Vida social de los alumnos en la escuela

· Uno de cada cinco estudiantes informó haber experimentado un trato injusto por parte de sus maestros (son disciplinados con dureza, se sienten ofendidos o ridiculizados frente a los demás) varias veces en un mismo mes.

· Las muchachas tienen menos probabilidades que los muchachos de ser víctimas de agresiones físicas, pero mayor probabilidad de ser objeto de rumores desagradables.
· Los alumnos que asisten a planteles donde el acoso es frecuente, de acuerdo con estándares internacionales, obtienen 47 puntos menos en ciencias que los alumnos de planteles donde el acoso es menos habitual. Los estudiantes que informaron estar expuestos al acoso a menudo, también reportaron un menor sentido de pertenencia en la escuela y menos satisfacción con su vida.

Cómo utilizan su tiempo los estudiantes fuera de la escuela

· En los países de la OCDE, alrededor del 6.6% de los estudiantes no realizan ninguna actividad física moderada o de alto rendimiento fuera de la escuela, y la proporción de estudiantes físicamente inactivos es 1.8 puntos porcentuales mayor entre las muchachas que entre los muchachos.
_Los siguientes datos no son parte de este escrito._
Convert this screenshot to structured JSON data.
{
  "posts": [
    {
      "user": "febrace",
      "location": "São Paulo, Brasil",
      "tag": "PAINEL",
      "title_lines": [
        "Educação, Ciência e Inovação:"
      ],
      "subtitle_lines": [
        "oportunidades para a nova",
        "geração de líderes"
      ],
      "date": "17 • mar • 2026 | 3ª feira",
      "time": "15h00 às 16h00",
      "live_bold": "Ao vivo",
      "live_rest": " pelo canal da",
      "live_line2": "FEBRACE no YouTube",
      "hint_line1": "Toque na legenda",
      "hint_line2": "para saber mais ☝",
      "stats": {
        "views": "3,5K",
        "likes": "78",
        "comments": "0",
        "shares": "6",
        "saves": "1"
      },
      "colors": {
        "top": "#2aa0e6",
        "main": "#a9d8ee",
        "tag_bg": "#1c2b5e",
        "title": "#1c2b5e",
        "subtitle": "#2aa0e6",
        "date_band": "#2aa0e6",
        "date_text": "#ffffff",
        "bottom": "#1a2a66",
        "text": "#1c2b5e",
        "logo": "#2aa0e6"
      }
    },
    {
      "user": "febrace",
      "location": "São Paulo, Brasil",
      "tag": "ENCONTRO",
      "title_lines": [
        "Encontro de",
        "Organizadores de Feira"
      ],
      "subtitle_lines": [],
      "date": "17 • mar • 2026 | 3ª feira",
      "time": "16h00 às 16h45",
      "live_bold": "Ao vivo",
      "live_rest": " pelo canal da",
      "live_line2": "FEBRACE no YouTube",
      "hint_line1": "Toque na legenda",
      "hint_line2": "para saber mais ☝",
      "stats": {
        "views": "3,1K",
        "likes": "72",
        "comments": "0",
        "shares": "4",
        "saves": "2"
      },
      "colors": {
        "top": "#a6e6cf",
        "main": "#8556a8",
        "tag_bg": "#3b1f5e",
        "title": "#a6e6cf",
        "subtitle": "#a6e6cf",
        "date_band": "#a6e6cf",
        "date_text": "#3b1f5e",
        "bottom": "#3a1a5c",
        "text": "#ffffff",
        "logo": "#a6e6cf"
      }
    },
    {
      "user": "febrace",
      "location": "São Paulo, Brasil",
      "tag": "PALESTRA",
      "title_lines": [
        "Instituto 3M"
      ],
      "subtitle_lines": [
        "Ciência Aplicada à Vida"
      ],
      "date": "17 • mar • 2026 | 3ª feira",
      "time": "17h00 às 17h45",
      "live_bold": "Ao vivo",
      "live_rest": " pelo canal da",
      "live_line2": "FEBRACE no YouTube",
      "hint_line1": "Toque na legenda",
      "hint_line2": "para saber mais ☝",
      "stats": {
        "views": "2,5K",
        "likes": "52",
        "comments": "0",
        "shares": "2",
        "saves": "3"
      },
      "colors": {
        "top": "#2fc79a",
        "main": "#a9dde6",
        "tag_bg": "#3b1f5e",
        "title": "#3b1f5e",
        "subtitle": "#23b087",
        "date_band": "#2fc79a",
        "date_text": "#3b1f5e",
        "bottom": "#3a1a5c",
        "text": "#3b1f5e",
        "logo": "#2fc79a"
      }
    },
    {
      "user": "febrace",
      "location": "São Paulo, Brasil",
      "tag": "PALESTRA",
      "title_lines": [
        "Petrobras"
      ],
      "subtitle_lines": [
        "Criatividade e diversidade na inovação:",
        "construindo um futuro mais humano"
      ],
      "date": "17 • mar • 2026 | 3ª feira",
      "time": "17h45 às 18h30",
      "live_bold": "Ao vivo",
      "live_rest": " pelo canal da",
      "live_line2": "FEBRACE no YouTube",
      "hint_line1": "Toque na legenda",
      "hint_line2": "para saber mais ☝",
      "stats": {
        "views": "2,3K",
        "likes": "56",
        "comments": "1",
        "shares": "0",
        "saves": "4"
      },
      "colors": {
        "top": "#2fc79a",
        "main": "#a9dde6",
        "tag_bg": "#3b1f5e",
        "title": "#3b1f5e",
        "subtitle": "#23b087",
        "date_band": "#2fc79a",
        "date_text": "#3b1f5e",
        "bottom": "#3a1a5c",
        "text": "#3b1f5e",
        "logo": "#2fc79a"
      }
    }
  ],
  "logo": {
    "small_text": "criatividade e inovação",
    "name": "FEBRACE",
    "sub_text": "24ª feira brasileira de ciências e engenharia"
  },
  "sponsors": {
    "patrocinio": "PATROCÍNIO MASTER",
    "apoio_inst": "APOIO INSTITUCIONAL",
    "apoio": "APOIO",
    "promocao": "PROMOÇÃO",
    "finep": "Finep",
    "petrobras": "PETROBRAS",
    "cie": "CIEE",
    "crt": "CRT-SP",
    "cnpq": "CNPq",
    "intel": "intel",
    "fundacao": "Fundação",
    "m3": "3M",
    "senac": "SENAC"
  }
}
Los estudiantes físicamente activos tienen menos probabilidades que aquellos que no participan en ningún tipo de actividad física fuera del plantel de faltar injustificadamente a clases, sentirse ajenos a la escuela, sentir mucha ansiedad por el trabajo escolar o sufrir acoso frecuente.

· En promedio en los países de la OCDE, alrededor del 23% de los estudiantes informaron tener un trabajo remunerado y 73% reportaron que trabajan en la casa antes o después de la escuela. Más muchachos que muchachas tienen trabajos remunerados, y menos muchachos que muchachas llevan a cabo tareas domésticas no remuneradas.

· En promedio en los países de la OCDE, los estudiantes pasan más de dos horas navegando en Internet durante un día laboral normal después de la escuela, y más de tres horas en un día de fin de semana normal. Entre 2012 y 2015, el tiempo dedicado a navegar en Internet fuera de la escuela aumentó alrededor de 40 minutos diarios, tanto en días laborales como en fines de semana.